Cleanse and assess the reliability of the data
It is rare to find datasets that are perfect, where there are no missing values and each data point can be assumed to be correct. Once data is acquired, it must be cleansed. This can mean a number of things, including changing the data type of columns, manually manipulating records, and determining how to handle null or missing values. During this step, it is important to evaluate the reliability of the data. Depending on the type of data or the its source, it is possible some features will follow an inconsistent pattern or faulty values or records. This will likely lead to additional cleansing, and a catered approach to manipulating the data must be devised. There is no fix-all solution that can be applied.
Explore the data
Analysis can begin only after you have acquired and cleansed your data. Applying exploratory data analysis will move you closer to understanding your data. Rich exploration will find trends, detect anomalies, discover relationships between variables, recognize the distribution of the data, and uncover any other information that might be helpful. Recall the main questions that were outlined in the first step. These will provide proper direction and aid in extracting the right insights. Exploring the data should include calculating descriptive statistical measurements for each variable and plotting the data to discover findings that might not otherwise have been noticed. As you continue to analyze the data and begin to understand it at a detailed level, new questions will come about.
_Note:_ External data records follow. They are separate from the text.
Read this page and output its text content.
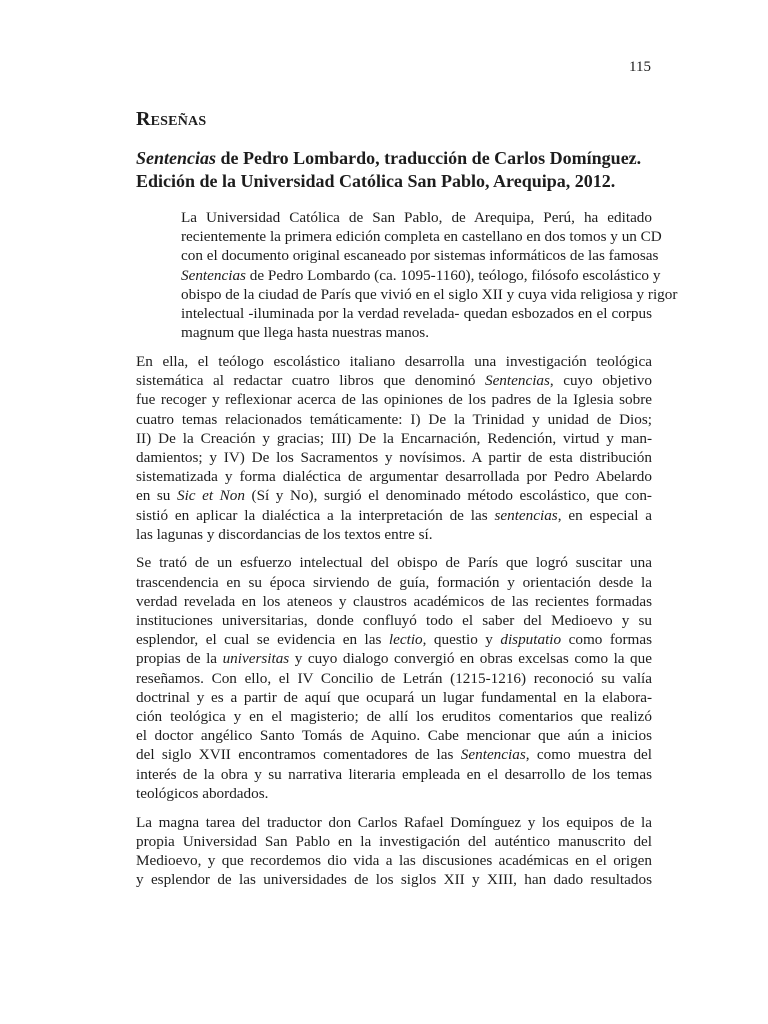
115
Reseñas
Sentencias de Pedro Lombardo, traducción de Carlos Domínguez.
Edición de la Universidad Católica San Pablo, Arequipa, 2012.
La Universidad Católica de San Pablo, de Arequipa, Perú, ha editado
recientemente la primera edición completa en castellano en dos tomos y un CD
con el documento original escaneado por sistemas informáticos de las famosas
Sentencias de Pedro Lombardo (ca. 1095-1160), teólogo, filósofo escolástico y
obispo de la ciudad de París que vivió en el siglo XII y cuya vida religiosa y rigor
intelectual -iluminada por la verdad revelada- quedan esbozados en el corpus
magnum que llega hasta nuestras manos.
En ella, el teólogo escolástico italiano desarrolla una investigación teológica
sistemática al redactar cuatro libros que denominó Sentencias, cuyo objetivo
fue recoger y reflexionar acerca de las opiniones de los padres de la Iglesia sobre
cuatro temas relacionados temáticamente: I) De la Trinidad y unidad de Dios;
II) De la Creación y gracias; III) De la Encarnación, Redención, virtud y man-
damientos; y IV) De los Sacramentos y novísimos. A partir de esta distribución
sistematizada y forma dialéctica de argumentar desarrollada por Pedro Abelardo
en su Sic et Non (Sí y No), surgió el denominado método escolástico, que con-
sistió en aplicar la dialéctica a la interpretación de las sentencias, en especial a
las lagunas y discordancias de los textos entre sí.
Se trató de un esfuerzo intelectual del obispo de París que logró suscitar una
trascendencia en su época sirviendo de guía, formación y orientación desde la
verdad revelada en los ateneos y claustros académicos de las recientes formadas
instituciones universitarias, donde confluyó todo el saber del Medioevo y su
esplendor, el cual se evidencia en las lectio, questio y disputatio como formas
propias de la universitas y cuyo dialogo convergió en obras excelsas como la que
reseñamos. Con ello, el IV Concilio de Letrán (1215-1216) reconoció su valía
doctrinal y es a partir de aquí que ocupará un lugar fundamental en la elabora-
ción teológica y en el magisterio; de allí los eruditos comentarios que realizó
el doctor angélico Santo Tomás de Aquino. Cabe mencionar que aún a inicios
del siglo XVII encontramos comentadores de las Sentencias, como muestra del
interés de la obra y su narrativa literaria empleada en el desarrollo de los temas
teológicos abordados.
La magna tarea del traductor don Carlos Rafael Domínguez y los equipos de la
propia Universidad San Pablo en la investigación del auténtico manuscrito del
Medioevo, y que recordemos dio vida a las discusiones académicas en el origen
y esplendor de las universidades de los siglos XII y XIII, han dado resultados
Reevaluate the problem statement and develop an approach
The final step before beginning the model-building phase is to reassess the business goals that you targeted in the first step to determine if they are feasible. It is possible that you’ll have to frame the problem differently after further analysis or that you’ve exposed new potential solutions. Summarize your findings from the previous step and break down what it all means and how this information can be useful when thinking about building a model. Often, data science teams lend their own business domain knowledge to determine which features or attributes to include in their data modeling. While they may get it right, the desired end state should be the creation of a close partnership with business stakeholders to drive mutual understanding. With a solid understanding of the problem that you are aiming to solve and its contributing factors, develop an approach to the solution. Answer critical questions, such as whether it is a classification or regression problem, the types of algorithms that are appropriate to trial, and which features should be considered in the model or newly engineered. Paint a clear picture to make the model-building process as well-defined as possible.
As outlined here, there is an extensive amount of preliminary work to do before beginning to build models. Devoting plenty of time and thought and planning of these steps is key to building a well-performing model. Each step is part of a whole, and without one the rest will not be as effective. Therefore, it is essential to not overlook any of them. Proper preparation will lead to seamless execution.